The team investigated the immune cells in the liver to understand the underlying mechanisms behind the tumor suppression. In their research, the team demonstrated that a particular species of bacteria, Clostridium scindens, modified bile acids so that they would signal the liver to produce the CXCL16 chemokine. These signaling proteins stimulate the production of “natural killer T” (NKT) cells, which surveil the liver, reducing the growth of both primary and metastatic liver cancers. The team’s findings provide a better understanding as to the mechanisms that can lead to the development of liver cancer as well as the therapeutic approaches that may be used to treat them.
Gastrointestinal Flora Regulates Fat Stores
Obesity is becoming a growing epidemic and is the leading cause of potentially fatal health conditions like heart disease, stroke and some cancers. A new study led by scientists at King’s College London and published in the journal Nature examined just how the gut processes and stores fat throughout the body. Their findings suggest that putting on pounds is the result of diet and environment rather than genetics.
According to lead investigator Dr. Cristina Menni, “this study has really accelerated our understanding of the interplay between what we eat, the way it is processed in the gut, and the development of fat in the body, but also immunity and inflammation. We have been able to get a snapshot of both the health of the body and the complex processes taking place in the gut.”

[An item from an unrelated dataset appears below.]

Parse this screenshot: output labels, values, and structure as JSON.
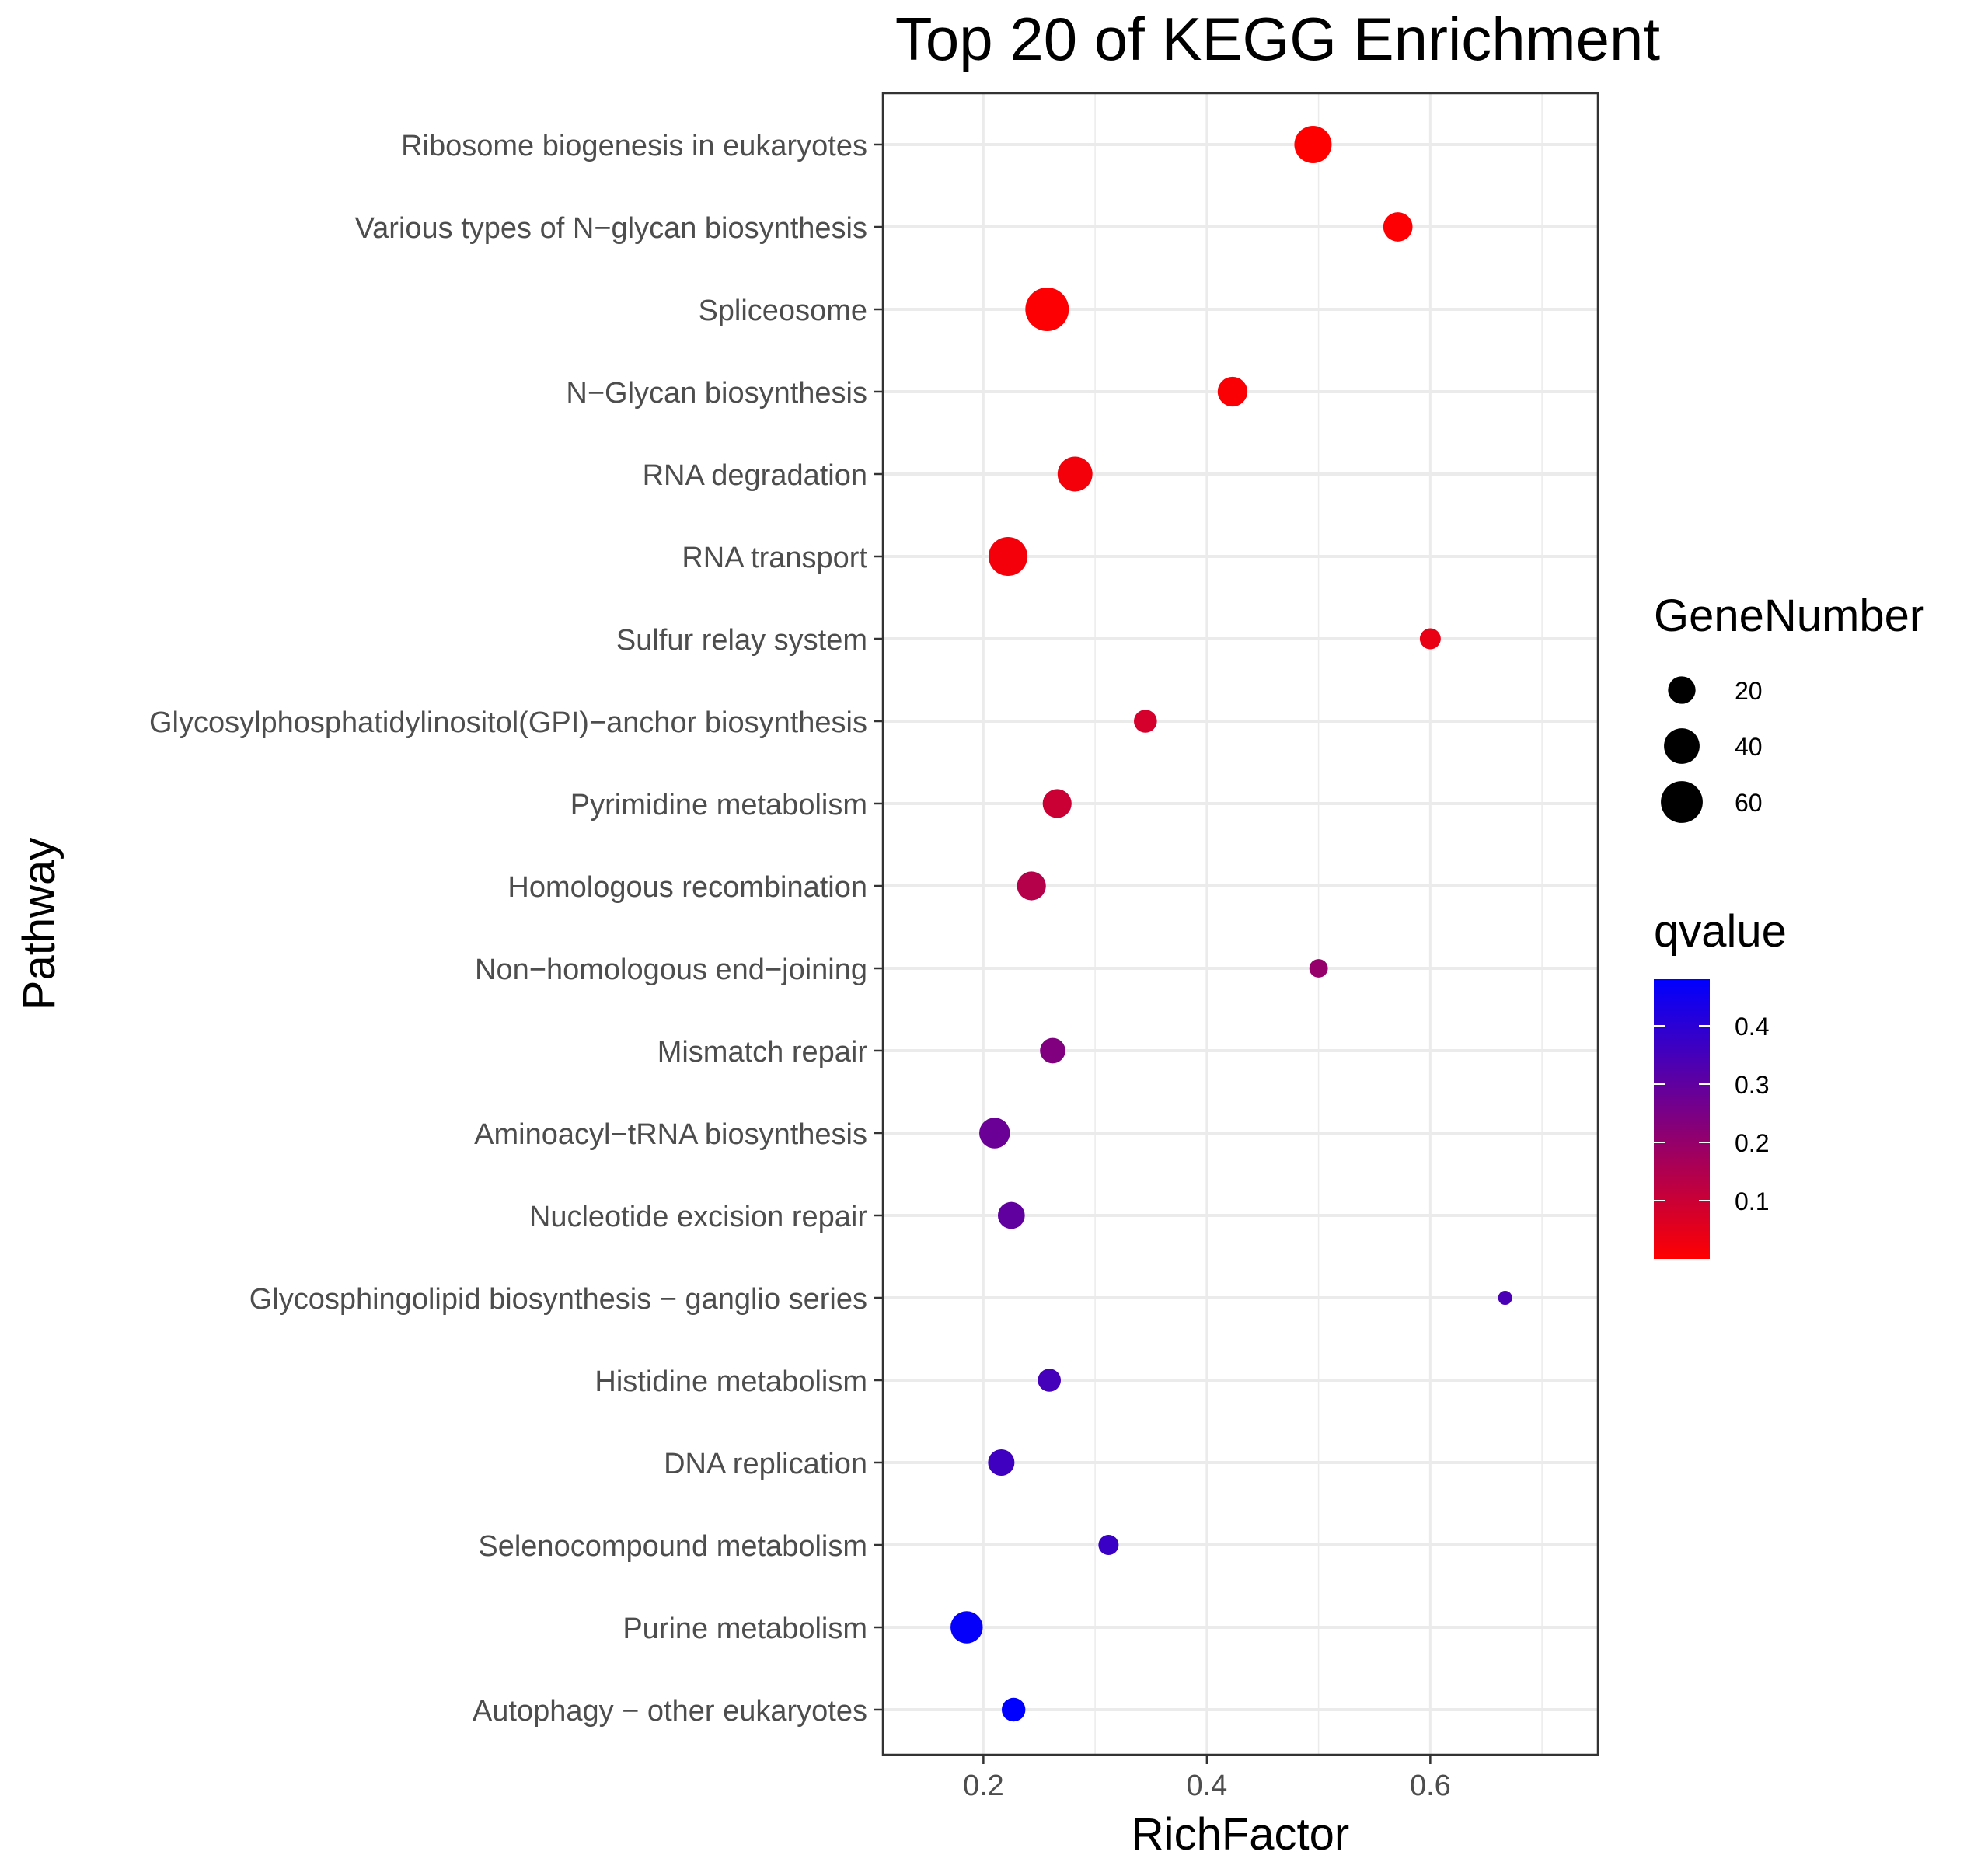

In order to better understand how the underlying processes that occur in the gut affect fat processing and distribution, researchers analyzed the fecal metabolome in twin pairs. Their analysis revealed that the gut’s chemical processes were impacted more so by environmental factors such as diet than they were influenced by genetics.
“This new knowledge means we can alter the gut environment and confront the challenge of obesity from a new angle that is related to modifiable factors such as diet and the microbes in the gut. This is exciting, because unlike our genes and our innate risk to develop fat around the belly, the gut microbes can be modified with probiotics, with drugs or with high fiber diets,” said the study’s first author, Dr. Jonas Zierer.

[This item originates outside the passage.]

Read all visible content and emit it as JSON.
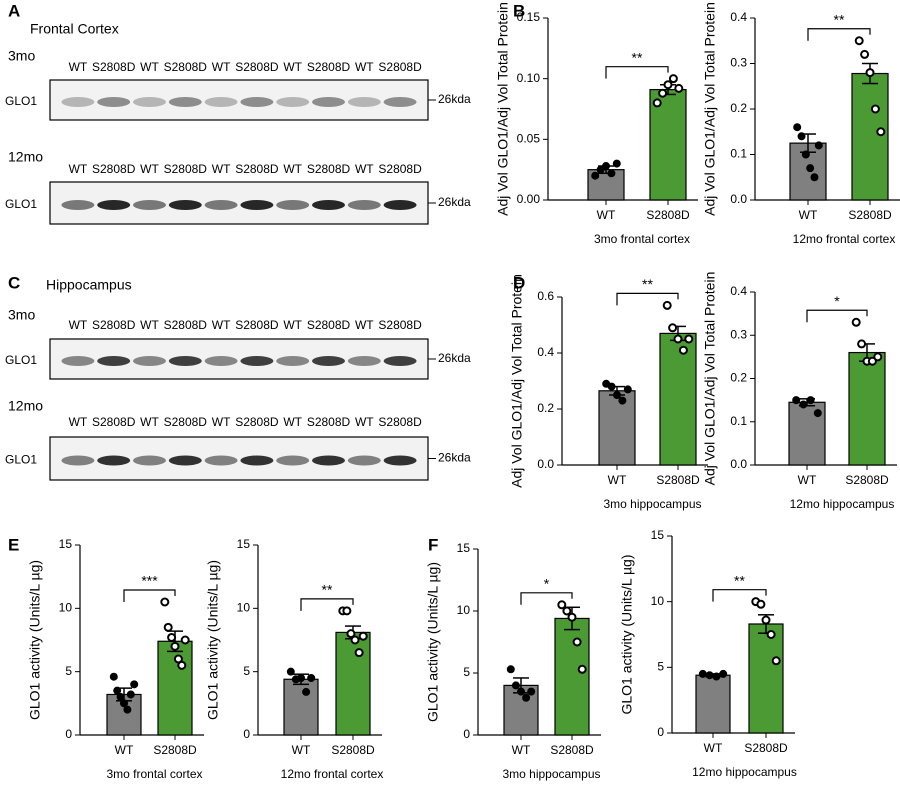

Using the derived data, the researchers compiled a cross-reference of which bacteria were linked with what metabolites, creating a valuable resource that will help future researchers better understand how gut bacteria influences health.
Head of the research group, Professor Tim Spector said, “knowing that they are largely controlled by what we eat rather than our genes is great news, and opens up many ways to use food as medicine. In the future, these chemicals could even be used in smart toilets or as smart toilet paper.”